Egypt's boy king Tutankhamun probably died of an infection caused by a broken leg and not a blow to the head as commonly believed. The finding was reached by an international team of scientists that performed a CT scan of the 3,000-year-old mummy.  VOA's Jessica Berman reports.

X-ray images of King Tut's mummy in 1968 found bone fragments inside the skull or cranium, leading historians to conclude that the 19-year-old Egyptian Pharaoh had been bludgeoned to death.  But new images of the ancient mummy dispel the popular theory.

Scientists using a more sensitive form of x-ray technology known as a computed tomography, or CT, scanner say it appears the king's skull was completely intact at the time of his death. 

Ashraf Selim, a professor of radiology at Cairo University, led the study of the mummy near Luxor, Egypt, where the tomb is located.

Selim says the rest of the mummy was in pieces, having been broken apart in 1922 by an expedition team that discovered King Tut's tomb.

Selim says the team dismembered the corpse with chisels in an attempt to steal a golden mask that was fused tightly by embalming fluid.  The mask was one of 5,000 precious artifacts buried with the king.

Had King Tut died of a head injury, Selim says the 1,900 cross-sectional CT images would have showed the two bone fragments inside the skull fused with embalming resin.  But they did not. 

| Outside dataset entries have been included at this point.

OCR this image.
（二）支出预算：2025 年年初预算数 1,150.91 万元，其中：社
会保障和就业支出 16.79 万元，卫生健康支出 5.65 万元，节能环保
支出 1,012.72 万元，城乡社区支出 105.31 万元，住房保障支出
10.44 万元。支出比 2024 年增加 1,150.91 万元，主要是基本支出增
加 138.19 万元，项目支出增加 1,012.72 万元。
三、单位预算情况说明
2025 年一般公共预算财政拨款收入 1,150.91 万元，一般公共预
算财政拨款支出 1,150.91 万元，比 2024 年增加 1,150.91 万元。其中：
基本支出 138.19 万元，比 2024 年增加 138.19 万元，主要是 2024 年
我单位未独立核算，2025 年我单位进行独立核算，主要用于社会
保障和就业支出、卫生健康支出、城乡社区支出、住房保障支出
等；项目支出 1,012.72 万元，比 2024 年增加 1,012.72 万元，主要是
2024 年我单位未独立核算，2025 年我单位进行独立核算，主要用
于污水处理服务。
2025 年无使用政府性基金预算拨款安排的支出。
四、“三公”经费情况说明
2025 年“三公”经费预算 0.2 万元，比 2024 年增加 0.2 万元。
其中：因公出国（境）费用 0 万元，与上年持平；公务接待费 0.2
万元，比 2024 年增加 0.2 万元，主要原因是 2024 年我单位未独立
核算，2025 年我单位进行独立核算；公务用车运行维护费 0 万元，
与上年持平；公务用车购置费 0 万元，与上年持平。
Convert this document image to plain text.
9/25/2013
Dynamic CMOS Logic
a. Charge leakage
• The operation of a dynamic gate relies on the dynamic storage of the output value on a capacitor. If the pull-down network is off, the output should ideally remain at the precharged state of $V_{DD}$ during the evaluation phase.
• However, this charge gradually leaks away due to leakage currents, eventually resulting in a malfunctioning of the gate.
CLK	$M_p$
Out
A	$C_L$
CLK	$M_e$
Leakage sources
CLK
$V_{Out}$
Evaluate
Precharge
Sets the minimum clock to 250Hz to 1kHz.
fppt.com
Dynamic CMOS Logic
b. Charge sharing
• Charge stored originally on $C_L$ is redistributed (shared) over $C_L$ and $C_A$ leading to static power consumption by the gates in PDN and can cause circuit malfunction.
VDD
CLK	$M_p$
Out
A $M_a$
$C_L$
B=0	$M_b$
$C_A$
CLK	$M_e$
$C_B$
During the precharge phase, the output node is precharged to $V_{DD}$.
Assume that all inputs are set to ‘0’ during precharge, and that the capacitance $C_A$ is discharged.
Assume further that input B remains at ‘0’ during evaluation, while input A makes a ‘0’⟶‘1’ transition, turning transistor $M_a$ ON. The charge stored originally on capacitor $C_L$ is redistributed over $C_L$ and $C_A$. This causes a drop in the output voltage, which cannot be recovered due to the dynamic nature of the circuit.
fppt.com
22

Selim says the bone fragments probably came from the upper spine, which was shattered.

"So, this piece of bone just get inside the cranium and it remained in there for all these past years from 1922 until now," he said.

So, if the Boy King did not die of a blow to the head, what killed him?

Selim and colleagues found a fracture on the mummy's lower left thigh bone with a thin coat of embalming fluid around the break, suggesting that the injury occurred before Tut was embalmed.

Selim believes the fracture could have could have led to the boy king's untimely death.

"Remember that we are talking about 3,300 years ago, and there were not antibiotics, nothing at that time that were known to these people," he said.  "And if we assume that this fracture also has some sort of soft tissue injury, we know, and it got infected by [one] means or another,  there is a chance that it got into his blood producing some sort of serious problem that led to his death."

Selim and colleagues presented their findings recently at a meeting of the Radiological Society of North America.